KOTA KINABALU (THE STAR/ASIA NEWS NETWORK) - All measures will be taken to stop anyone from trying to overthrow the government through street rallies, Prime Minister Najib Razak said on Wednesday (Sept 16).
He said these groups were stirring up hatred with the aim of toppling the government.
"It is not right to organise rallies dominated by one race, with the expressed aim of toppling the government. As we have seen, this then leads to rallies by other races.
"This could not be more dangerous and risks tearing apart the fabric of our democracy, our harmony, our unity," he said in his keynote address at an Enhancing National Unity and Integration conference here.
Najib said it was saddening that there were those conspiring with blackmailers, forgers and foreigners who want to interfere in our country as they did in colonial times.
"There is no lie they will not tell, no rumours they will not spread, so that they can say Malaysia is on a dangerous course.
"But they are the danger. In their desperate wish to overthrow a democratically-elected government, they are willing to risk the instability that has led to violent revolutions in many countries - some very close to us," Najib said.
He said the country had gone through a bitter experience of seeing blood on the streets and the burning of shops.
"But let me say this - I will never allow that to happen in Malaysia. The peace and security of the nation is my government's top priority," he added.
"I am confident that we will prevail and stay united," Najib added.
He said the government would never stop fighting to preserve the prevailing peace, harmony and prosperity in the country.
"It is only through pursuing national unity - managing our differences, not letting them cause bitterness and anger between us - and the regular course of parliamentary democracy, that we will remain the Malaysia that our friends around the world admire," Najib added.
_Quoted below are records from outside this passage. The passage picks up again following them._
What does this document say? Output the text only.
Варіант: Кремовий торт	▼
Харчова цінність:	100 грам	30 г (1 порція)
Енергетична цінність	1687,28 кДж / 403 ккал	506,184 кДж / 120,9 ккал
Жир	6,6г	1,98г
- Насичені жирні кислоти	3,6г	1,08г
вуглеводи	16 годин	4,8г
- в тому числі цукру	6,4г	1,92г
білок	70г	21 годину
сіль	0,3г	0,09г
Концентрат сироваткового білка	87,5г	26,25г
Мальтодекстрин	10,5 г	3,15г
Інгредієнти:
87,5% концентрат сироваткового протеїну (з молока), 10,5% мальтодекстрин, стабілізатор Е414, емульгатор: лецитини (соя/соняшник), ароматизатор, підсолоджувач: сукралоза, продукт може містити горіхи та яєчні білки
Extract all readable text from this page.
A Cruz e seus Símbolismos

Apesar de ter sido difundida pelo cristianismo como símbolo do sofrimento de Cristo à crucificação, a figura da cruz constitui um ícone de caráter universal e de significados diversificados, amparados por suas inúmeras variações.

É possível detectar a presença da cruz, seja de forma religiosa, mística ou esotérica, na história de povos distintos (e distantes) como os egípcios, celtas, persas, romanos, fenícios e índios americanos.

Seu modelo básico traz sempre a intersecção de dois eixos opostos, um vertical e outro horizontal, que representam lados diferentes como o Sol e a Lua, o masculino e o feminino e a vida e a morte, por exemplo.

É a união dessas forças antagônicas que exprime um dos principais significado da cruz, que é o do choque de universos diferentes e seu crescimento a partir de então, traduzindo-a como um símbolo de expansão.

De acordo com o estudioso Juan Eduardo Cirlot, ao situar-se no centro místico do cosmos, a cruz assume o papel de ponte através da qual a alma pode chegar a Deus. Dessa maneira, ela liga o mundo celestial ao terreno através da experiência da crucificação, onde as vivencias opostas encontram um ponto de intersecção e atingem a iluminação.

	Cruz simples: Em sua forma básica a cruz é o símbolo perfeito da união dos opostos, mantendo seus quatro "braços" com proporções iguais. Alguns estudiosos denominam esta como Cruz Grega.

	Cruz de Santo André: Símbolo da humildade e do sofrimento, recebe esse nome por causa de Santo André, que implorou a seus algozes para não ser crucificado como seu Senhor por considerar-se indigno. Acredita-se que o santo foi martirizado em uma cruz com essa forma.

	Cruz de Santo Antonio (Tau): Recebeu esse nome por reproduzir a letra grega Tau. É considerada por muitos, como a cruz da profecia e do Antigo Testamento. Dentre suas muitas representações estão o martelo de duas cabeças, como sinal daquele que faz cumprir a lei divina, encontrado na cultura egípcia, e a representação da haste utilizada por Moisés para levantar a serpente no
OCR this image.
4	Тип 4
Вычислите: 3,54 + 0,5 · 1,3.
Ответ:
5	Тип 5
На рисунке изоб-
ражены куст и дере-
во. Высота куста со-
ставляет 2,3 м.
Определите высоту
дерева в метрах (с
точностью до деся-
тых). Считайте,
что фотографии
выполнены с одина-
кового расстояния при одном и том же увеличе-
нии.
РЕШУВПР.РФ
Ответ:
Acknowledging that peninsular leaders and politicians may have in the past not pay as much attention as they should have done to Sabah and Sarawak, the Prime Minister said this was no longer the case.
"We hear you and we celebrate this day as one that brought us together as Malaysia," Najib said.
"More than that, Sabah's harmonious society embodies the spirit of unity and celebrating diversity that is key to our country's prosperity and progress.
"Those who would divide us, over ethnicity and religion, through excessively partisan politics, or for selfish personal reasons, should look to here as an example," he added.
Najib said over the past 52 years, Malaysia had proven that the nation's diversity, various faiths and ethnicities were its strength.
"And as well as shared values, we have a shared creed in the Rukun Negara, a shared guardian in the constitution, and a shared love for our country that has seen our citizens reach out to help each other in times of trouble, such as during the floods at the beginning of this year and the earthquake here in Sabah in June," he said.
The Prime Minister noted that enhancing unity was "a work that is permanently in progress."
"It has been the struggle of all our leaders in the past, and it is one that future generations will have to continue," he added.
The Prime Minister gave the assurance that Sabahans has a strong say in the nation's administration with their presence in the Federal government and Barisan Nasional.
"But that is not why we are placing so much emphasis on Sabah. Nor is that why I have asked the Chief Secretary to the Government, Tan Sri Ali Hamsa, to look into streamlining duplication in decision-making between the state and federal levels, in order to further empower Sabah's self-governance.
"We are taking these actions because they are right; because of the importance we place on inclusivity; and because we recognise that in a democratic federal system, the rights of states to take their own decisions must be respected," he said.
The one-day seminar discussed about ways of strengthening national unity and integration from the Sabahan perspective.